The market is arbitrage free iff there exists an equivalent martingale measure for the discounted price process of the stock.

My course only provides me part of the entire proof that shows that whenever such martingale exists, it implies the market must be arbitrage free.

Proof:

Assume $P^*$ is an equivalent martingale for the discounted stock price process $S'$. For any self-financing strategy $\phi$, we have that $V'^\phi$ is a $P^*$ martingale. ($V'$ here is the discounted value of such strategy). So: $$ E_{P^*}[V'^\phi_T] = V^\phi_0$$

Suppose now that $\phi$ is an arbitrage oppurtunity. Then $P(V^\phi_0=0) = 0$ (the initial cost of the strategy is zero), so also $P^*(V^\phi_0=0) = 0$ and thus $ E_{P^*}[V'^\phi_T] = B^{-1}_TE_{P^*}[V^\phi_T] = B^{-1}_TV^\phi_0$.

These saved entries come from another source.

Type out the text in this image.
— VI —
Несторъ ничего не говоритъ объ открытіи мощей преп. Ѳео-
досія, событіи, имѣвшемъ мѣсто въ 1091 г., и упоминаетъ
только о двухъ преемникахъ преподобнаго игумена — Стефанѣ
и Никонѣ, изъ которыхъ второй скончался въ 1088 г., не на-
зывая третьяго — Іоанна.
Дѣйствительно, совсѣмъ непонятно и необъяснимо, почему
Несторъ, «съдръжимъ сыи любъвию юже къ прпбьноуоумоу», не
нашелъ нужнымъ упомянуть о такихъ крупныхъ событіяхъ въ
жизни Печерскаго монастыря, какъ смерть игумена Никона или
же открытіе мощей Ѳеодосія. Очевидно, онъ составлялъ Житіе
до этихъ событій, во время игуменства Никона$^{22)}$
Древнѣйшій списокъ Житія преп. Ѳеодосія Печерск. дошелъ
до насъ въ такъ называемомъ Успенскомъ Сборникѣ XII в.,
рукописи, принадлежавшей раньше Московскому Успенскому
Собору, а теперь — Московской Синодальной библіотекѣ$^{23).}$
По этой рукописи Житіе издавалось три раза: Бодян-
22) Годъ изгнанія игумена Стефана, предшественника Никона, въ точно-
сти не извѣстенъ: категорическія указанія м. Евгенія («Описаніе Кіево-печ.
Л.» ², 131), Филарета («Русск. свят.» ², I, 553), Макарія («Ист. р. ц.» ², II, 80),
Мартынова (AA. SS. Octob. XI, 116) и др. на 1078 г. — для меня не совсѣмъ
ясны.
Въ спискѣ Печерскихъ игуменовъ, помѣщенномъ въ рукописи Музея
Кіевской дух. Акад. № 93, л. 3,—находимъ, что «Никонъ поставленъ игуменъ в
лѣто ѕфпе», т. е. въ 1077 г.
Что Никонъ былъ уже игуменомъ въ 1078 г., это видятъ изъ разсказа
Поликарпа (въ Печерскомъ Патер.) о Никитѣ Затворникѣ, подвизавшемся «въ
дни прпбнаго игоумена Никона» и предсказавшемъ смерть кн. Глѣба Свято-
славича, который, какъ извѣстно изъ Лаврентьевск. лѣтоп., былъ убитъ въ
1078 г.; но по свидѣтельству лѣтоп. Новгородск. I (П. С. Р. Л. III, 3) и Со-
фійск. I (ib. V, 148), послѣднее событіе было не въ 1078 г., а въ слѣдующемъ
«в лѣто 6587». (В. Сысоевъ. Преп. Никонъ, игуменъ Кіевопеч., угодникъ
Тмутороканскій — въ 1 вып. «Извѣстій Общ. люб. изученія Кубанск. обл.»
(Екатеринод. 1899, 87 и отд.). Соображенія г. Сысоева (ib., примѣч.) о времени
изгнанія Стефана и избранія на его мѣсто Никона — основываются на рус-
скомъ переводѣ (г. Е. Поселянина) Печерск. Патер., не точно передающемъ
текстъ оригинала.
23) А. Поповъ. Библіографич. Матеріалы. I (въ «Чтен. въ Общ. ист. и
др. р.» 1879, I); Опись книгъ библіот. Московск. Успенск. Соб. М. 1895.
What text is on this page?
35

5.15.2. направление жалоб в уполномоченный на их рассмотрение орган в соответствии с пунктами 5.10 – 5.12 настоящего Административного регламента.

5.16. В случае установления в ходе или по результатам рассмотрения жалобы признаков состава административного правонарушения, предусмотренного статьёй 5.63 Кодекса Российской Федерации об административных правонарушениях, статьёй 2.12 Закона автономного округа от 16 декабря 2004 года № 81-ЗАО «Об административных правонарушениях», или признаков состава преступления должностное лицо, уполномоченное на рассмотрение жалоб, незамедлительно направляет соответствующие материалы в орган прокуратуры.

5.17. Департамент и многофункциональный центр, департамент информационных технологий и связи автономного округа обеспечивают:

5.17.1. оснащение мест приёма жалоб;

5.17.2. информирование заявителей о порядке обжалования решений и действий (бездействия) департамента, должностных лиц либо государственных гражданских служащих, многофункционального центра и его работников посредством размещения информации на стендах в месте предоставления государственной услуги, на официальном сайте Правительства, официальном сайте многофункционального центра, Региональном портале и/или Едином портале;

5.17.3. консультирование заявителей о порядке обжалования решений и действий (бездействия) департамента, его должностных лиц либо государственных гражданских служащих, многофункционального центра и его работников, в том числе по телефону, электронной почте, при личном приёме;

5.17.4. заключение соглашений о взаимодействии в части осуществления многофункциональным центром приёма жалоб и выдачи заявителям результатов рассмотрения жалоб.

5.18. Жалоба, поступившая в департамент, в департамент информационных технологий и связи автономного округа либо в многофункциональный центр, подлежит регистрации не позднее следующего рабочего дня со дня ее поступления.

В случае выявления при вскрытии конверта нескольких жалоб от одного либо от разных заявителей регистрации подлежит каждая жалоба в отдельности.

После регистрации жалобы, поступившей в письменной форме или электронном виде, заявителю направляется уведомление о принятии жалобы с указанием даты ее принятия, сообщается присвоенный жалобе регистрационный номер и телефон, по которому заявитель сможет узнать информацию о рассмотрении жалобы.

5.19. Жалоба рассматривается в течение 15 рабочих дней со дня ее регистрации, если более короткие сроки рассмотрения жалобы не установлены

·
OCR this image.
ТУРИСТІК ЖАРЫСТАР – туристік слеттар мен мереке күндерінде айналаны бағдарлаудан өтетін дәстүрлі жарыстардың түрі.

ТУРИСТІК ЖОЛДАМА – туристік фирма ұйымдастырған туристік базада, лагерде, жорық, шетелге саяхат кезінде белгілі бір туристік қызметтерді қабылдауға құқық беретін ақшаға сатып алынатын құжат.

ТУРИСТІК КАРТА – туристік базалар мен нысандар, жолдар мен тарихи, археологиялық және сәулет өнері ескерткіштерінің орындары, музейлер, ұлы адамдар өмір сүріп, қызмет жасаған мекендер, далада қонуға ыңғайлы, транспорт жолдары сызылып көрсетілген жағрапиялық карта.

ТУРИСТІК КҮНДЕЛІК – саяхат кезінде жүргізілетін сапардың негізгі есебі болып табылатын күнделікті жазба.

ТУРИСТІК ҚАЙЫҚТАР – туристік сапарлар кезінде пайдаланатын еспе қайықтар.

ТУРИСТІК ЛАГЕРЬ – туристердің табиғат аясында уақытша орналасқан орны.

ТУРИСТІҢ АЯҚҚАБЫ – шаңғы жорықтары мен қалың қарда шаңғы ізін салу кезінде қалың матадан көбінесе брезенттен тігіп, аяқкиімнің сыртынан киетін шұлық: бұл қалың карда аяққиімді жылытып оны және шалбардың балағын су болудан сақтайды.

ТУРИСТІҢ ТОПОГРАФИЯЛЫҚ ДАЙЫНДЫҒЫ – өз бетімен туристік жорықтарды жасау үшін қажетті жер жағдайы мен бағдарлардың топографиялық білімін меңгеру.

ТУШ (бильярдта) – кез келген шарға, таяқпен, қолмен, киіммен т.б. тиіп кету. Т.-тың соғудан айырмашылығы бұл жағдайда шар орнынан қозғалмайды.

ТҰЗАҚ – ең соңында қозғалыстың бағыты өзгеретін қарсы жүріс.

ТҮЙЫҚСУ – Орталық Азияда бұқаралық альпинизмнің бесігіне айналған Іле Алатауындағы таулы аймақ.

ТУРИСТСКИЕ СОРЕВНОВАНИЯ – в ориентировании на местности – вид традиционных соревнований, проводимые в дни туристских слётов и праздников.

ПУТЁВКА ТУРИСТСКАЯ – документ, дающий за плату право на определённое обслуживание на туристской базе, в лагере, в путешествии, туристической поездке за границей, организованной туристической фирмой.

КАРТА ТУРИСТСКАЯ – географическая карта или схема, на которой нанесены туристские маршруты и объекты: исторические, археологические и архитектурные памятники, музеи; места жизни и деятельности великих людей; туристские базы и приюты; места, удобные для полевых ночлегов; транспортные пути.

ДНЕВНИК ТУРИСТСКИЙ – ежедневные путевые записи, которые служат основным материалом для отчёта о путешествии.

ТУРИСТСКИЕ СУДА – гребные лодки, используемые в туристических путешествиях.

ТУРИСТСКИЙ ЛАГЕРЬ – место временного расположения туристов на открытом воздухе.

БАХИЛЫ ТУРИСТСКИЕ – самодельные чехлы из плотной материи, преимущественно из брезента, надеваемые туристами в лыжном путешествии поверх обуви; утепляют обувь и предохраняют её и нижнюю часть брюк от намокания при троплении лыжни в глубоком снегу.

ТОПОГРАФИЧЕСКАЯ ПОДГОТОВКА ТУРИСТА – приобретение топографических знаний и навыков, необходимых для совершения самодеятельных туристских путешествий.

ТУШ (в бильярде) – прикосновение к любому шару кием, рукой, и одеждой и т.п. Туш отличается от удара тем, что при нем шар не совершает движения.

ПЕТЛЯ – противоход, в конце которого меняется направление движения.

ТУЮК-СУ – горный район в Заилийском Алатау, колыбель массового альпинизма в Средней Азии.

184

We must have $$ P^*(V^\phi_T\geq0) = 1 , P^*(V^\phi_T\gt0) > 0 $$

Together with the fact that for each possible outcome $\omega$, we have $P^*({\omega}) \gt 0$, this leads to a contradiction.

Now as explanation for the contradiction, it says that we can not have a non negative random variable with a zero mean and positive mass on the positive real numbers. Which I don't understand. Could someone shed some light on this explanation?

Answer 1

Consider a random variable $X$ that has a probability density function (PDF) $f(x)$. $X$ being non-negative means that $f(x) = 0$ for $x < 0$. The expectation of $X$ is thus

\begin{equation} \int_{-\infty}^\infty x f(x) \mathrm{d}x = \int_0^\infty x f(x) \mathrm{d}x. \end{equation}

Since $f(x) \geq 0$ for it to be a valid PDF, it follows that

\begin{equation} \int_0^\infty x f(x) \mathrm{d}x = 0 \qquad \Leftrightarrow \qquad f(x) = \delta(x), \end{equation}

where $\delta(x)$ is the Dirac delta function. I.e. for $X$ to have a zero-mean, its PDF needs to be a point mass as zero.